Laurent essaya de protester, mais comme les yeux clairs et fermes de la digne femme continuaient de scruter les siens, il rougit et baissa même la tête.

— Et cela parce que vous en aimez une autre ! poursuivit Siska. Je vous dirai même quelle est cette autre : votre cousine Gina, devenue Mme Béjard… Vous ne le nierez pas. Croyiez-vous donc pouvoir me cacher ce secret ? Votre trouble lorsqu’on parlait de Mme Béjard ; votre affectation, à vous, de ne jamais en parler, l’aurait révélé à des devineresses moins adroites que moi ? Oui, Henriette elle-même a su de quel côté tendait votre réel amour… Certes, vous chérissez notre enfant… Sous l’impulsion de vos sentiments généreux vous seriez prêt à épouser la petite. Mais au fond, vous auriez continué de préférer l’autre. Son souvenir se serait placé entre Henriette et vous.
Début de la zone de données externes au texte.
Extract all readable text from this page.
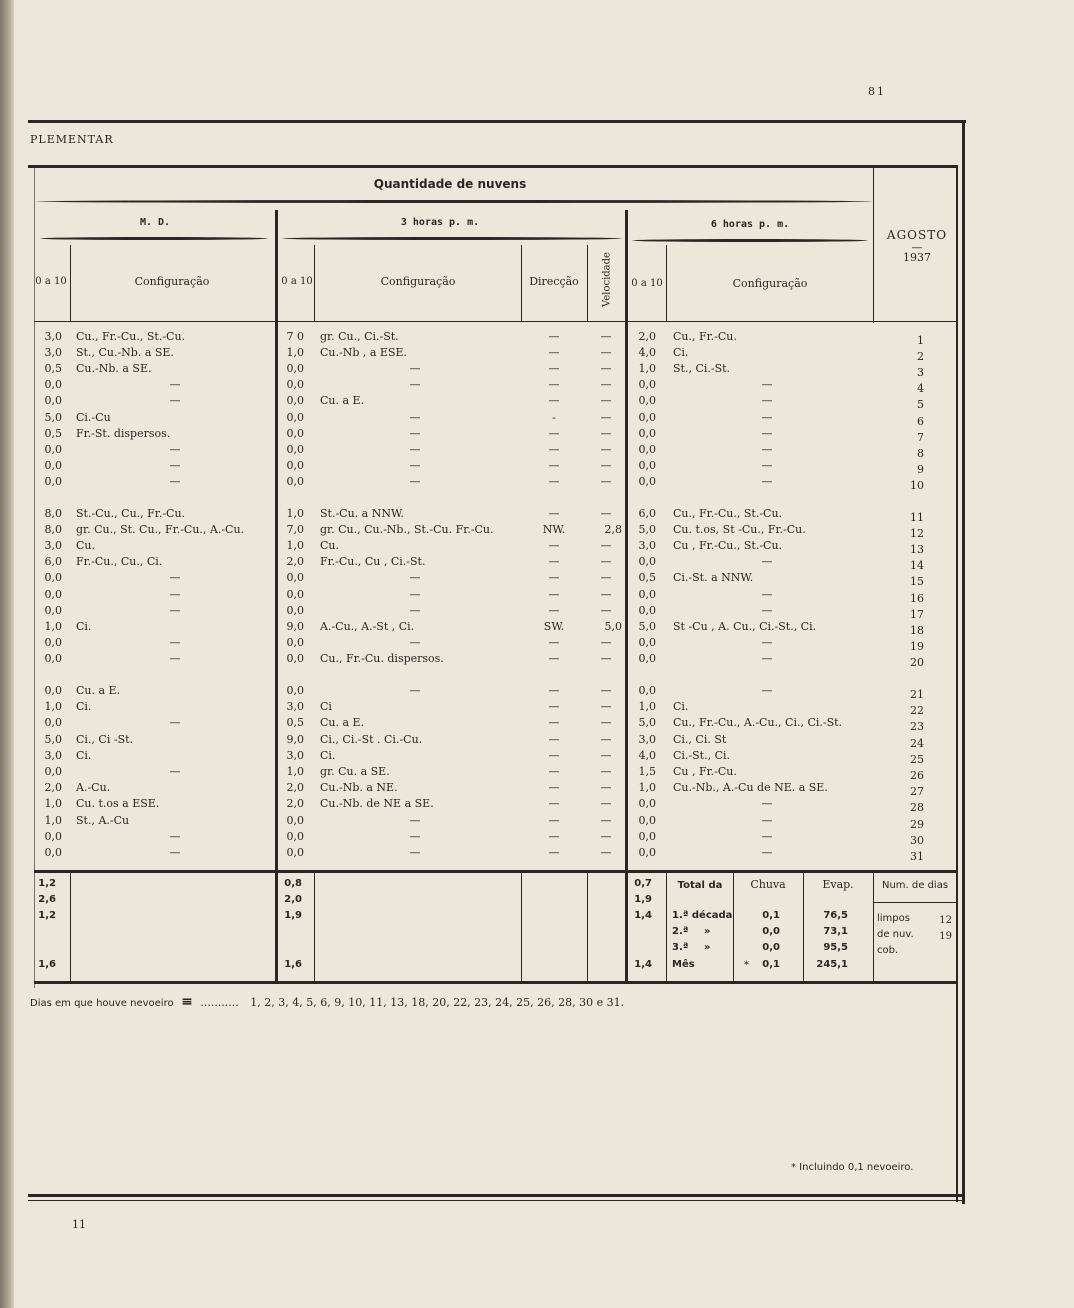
81
PLEMENTAR
Quantidade de nuvens
M. D.	3 horas p. m.	6 horas p. m.
AGOSTO
—
1937
0 a 10	Configuração	0 a 10	Configuração	Direcção	Velocidade	0 a 10	Configuração
3,0 Cu., Fr.-Cu., St.-Cu.	7 0 gr. Cu., Ci.-St.	—	—	2,0 Cu., Fr.-Cu.	1
3,0 St., Cu.-Nb. a SE.	1,0 Cu.-Nb , a ESE.	—	—	4,0 Ci.	2
0,5 Cu.-Nb. a SE.	0,0	—	—	—	1,0 St., Ci.-St.	3
0,0	—	0,0	—	—	—	0,0	—	4
0,0	—	0,0 Cu. a E.	—	—	0,0	—	5
5,0 Ci.-Cu	0,0	—	-	—	0,0	—	6
0,5 Fr.-St. dispersos.	0,0	—	—	—	0,0	—	7
0,0	—	0,0	—	—	—	0,0	—	8
0,0	—	0,0	—	—	—	0,0	—	9
0,0	—	0,0	—	—	—	0,0	—	10
8,0 St.-Cu., Cu., Fr.-Cu.	1,0 St.-Cu. a NNW.	—	—	6,0 Cu., Fr.-Cu., St.-Cu.	11
8,0 gr. Cu., St. Cu., Fr.-Cu., A.-Cu.	7,0 gr. Cu., Cu.-Nb., St.-Cu. Fr.-Cu.	NW.	2,8	5,0 Cu. t.os, St -Cu., Fr.-Cu.	12
3,0 Cu.	1,0 Cu.	—	—	3,0 Cu , Fr.-Cu., St.-Cu.	13
6,0 Fr.-Cu., Cu., Ci.	2,0 Fr.-Cu., Cu , Ci.-St.	—	—	0,0	—	14
0,0	—	0,0	—	—	—	0,5 Ci.-St. a NNW.	15
0,0	—	0,0	—	—	—	0,0	—	16
0,0	—	0,0	—	—	—	0,0	—	17
1,0 Ci.	9,0 A.-Cu., A.-St , Ci.	SW.	5,0	5,0 St -Cu , A. Cu., Ci.-St., Ci.	18
0,0	—	0,0	—	—	—	0,0	—	19
0,0	—	0,0 Cu., Fr.-Cu. dispersos.	—	—	0,0	—	20
0,0 Cu. a E.	0,0	—	—	—	0,0	—	21
1,0 Ci.	3,0 Ci	—	—	1,0 Ci.	22
0,0	—	0,5 Cu. a E.	—	—	5,0 Cu., Fr.-Cu., A.-Cu., Ci., Ci.-St.	23
5,0 Ci., Ci -St.	9,0 Ci., Ci.-St . Ci.-Cu.	—	—	3,0 Ci., Ci. St	24
3,0 Ci.	3,0 Ci.	—	—	4,0 Ci.-St., Ci.	25
0,0	—	1,0 gr. Cu. a SE.	—	—	1,5 Cu , Fr.-Cu.	26
2,0 A.-Cu.	2,0 Cu.-Nb. a NE.	—	—	1,0 Cu.-Nb., A.-Cu de NE. a SE.	27
1,0 Cu. t.os a ESE.	2,0 Cu.-Nb. de NE a SE.	—	—	0,0	—	28
1,0 St., A.-Cu	0,0	—	—	—	0,0	—	29
0,0	—	0,0	—	—	—	0,0	—	30
0,0	—	0,0	—	—	—	0,0	—	31
1,2	0,8	0,7
2,6	2,0	1,9
1,2	1,9	1,4
1,6	1,6	1,4
Total da	Chuva	Evap.
1.ª década	0,1	76,5
2.ª	»	0,0	73,1
3.ª	»	0,0	95,5
Mês	*	0,1	245,1
Num. de dias
limpos	12
de nuv.	19
cob.
Dias em que houve nevoeiro ≡ ........... 1, 2, 3, 4, 5, 6, 9, 10, 11, 13, 18, 20, 22, 23, 24, 25, 26, 28, 30 e 31.
* Incluindo 0,1 nevoeiro.
11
Et ni vous ni votre femme n’auriez rencontré le bonheur que vous méritez tous deux… Aussitôt que ma fille a soupçonné votre passion pour Mme Béjard, j’ai achevé de lui dessiller complètement les yeux et suis parvenue à la guérir de son amour pour vous… Ah, il le fallait ! Je mentirais en disant que la guérison a été facile… Laurent, si vous me jurez que vous aimez réellement Henriette et qu’elle est à la fois la préférée de votre cœur et de votre chair, je suis encore prête à vous la donner ! En agissant autrement, je serais deux fois mauvaise mère…

Pour toute réponse, le gars sauta au cou de sa clairvoyante amie et lui confessa longuement ses peines et ses postulations contradictoires.